President Obama on Wednesday accused Republicans of wanting to take the nation “back to policies more suited to the 1950s than the 21st century” during a campaign stop aimed at securing support from women.
Stumping on a two-day, four-stop swing through Colorado — a state where Obama needs strong turnout from women in November — the president sought to hammer home the benefits his healthcare law includes for families, such as free mammograms and contraception and cancer screenings with no co-pay.

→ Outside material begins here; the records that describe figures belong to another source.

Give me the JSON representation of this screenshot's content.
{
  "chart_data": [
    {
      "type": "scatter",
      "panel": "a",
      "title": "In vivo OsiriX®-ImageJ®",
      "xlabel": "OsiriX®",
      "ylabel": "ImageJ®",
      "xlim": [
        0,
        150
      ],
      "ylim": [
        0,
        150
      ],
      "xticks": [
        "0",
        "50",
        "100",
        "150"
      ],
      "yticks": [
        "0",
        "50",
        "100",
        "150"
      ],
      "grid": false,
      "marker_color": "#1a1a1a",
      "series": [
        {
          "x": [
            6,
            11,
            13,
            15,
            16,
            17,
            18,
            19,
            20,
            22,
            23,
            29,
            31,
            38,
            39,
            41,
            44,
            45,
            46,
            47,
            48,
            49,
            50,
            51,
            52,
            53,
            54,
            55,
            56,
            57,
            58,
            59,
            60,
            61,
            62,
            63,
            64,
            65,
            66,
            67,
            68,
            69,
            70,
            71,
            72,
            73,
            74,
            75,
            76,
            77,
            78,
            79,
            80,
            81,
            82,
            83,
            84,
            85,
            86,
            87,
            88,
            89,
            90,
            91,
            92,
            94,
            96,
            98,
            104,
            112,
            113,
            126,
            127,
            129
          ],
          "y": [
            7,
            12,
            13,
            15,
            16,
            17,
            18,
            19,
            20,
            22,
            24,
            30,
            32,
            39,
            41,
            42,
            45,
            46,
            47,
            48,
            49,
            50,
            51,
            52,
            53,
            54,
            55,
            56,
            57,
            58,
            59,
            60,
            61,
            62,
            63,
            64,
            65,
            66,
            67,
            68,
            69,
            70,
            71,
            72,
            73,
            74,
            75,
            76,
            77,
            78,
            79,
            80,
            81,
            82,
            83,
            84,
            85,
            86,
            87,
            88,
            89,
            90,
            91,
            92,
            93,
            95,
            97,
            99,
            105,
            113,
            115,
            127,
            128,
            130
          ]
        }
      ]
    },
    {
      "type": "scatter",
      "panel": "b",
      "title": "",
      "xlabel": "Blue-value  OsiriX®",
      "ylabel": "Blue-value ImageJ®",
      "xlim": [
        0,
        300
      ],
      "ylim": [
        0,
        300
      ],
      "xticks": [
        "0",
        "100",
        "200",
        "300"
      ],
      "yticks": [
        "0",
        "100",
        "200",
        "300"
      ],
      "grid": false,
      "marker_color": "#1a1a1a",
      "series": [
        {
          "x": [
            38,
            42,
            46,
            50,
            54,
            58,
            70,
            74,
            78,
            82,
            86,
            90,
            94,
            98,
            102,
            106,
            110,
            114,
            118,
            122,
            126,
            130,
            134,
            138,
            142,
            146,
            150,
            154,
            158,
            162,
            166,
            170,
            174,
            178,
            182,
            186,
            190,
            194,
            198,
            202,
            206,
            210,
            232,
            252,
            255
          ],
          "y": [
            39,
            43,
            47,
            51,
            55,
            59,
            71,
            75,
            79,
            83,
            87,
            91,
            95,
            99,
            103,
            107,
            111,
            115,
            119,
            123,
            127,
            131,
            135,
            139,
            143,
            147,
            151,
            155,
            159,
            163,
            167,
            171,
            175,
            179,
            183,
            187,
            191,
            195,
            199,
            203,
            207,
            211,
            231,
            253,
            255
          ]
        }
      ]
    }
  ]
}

But the president also emphasized the differences between him and his opponent, Republican presumptive presidential nominee Mitt Romney, who he said would take the Affordable Care Act and “kill it dead” on his first day in office.
“The decisions that affect a woman’s health aren’t up to politicians or insurance companies, they’re up to you,” Obama said during a fiery speech in Denver before a crowd of nearly all women.
Targeting Romney specifically, Obama said, “He said he’d ‘get rid of’ Planned Parenthood,” as the crowd booed.
“He joined the far right to support a bill that would allow an employer to deny contraceptive coverage to their employees,” Obama added. “Let me tell you something, Denver — I don’t think your boss should control the care you get. I think there is one person who should make decisions on your healthcare, and that person is you,” the president said.
Obama was introduced to the Denver crowd by Sandra Fluke, the recent law school graduate who wound up at the center of controversy earlier this year after she was targeted by Rush Limbaugh for publicly supporting the administration's contraception coverage mandate.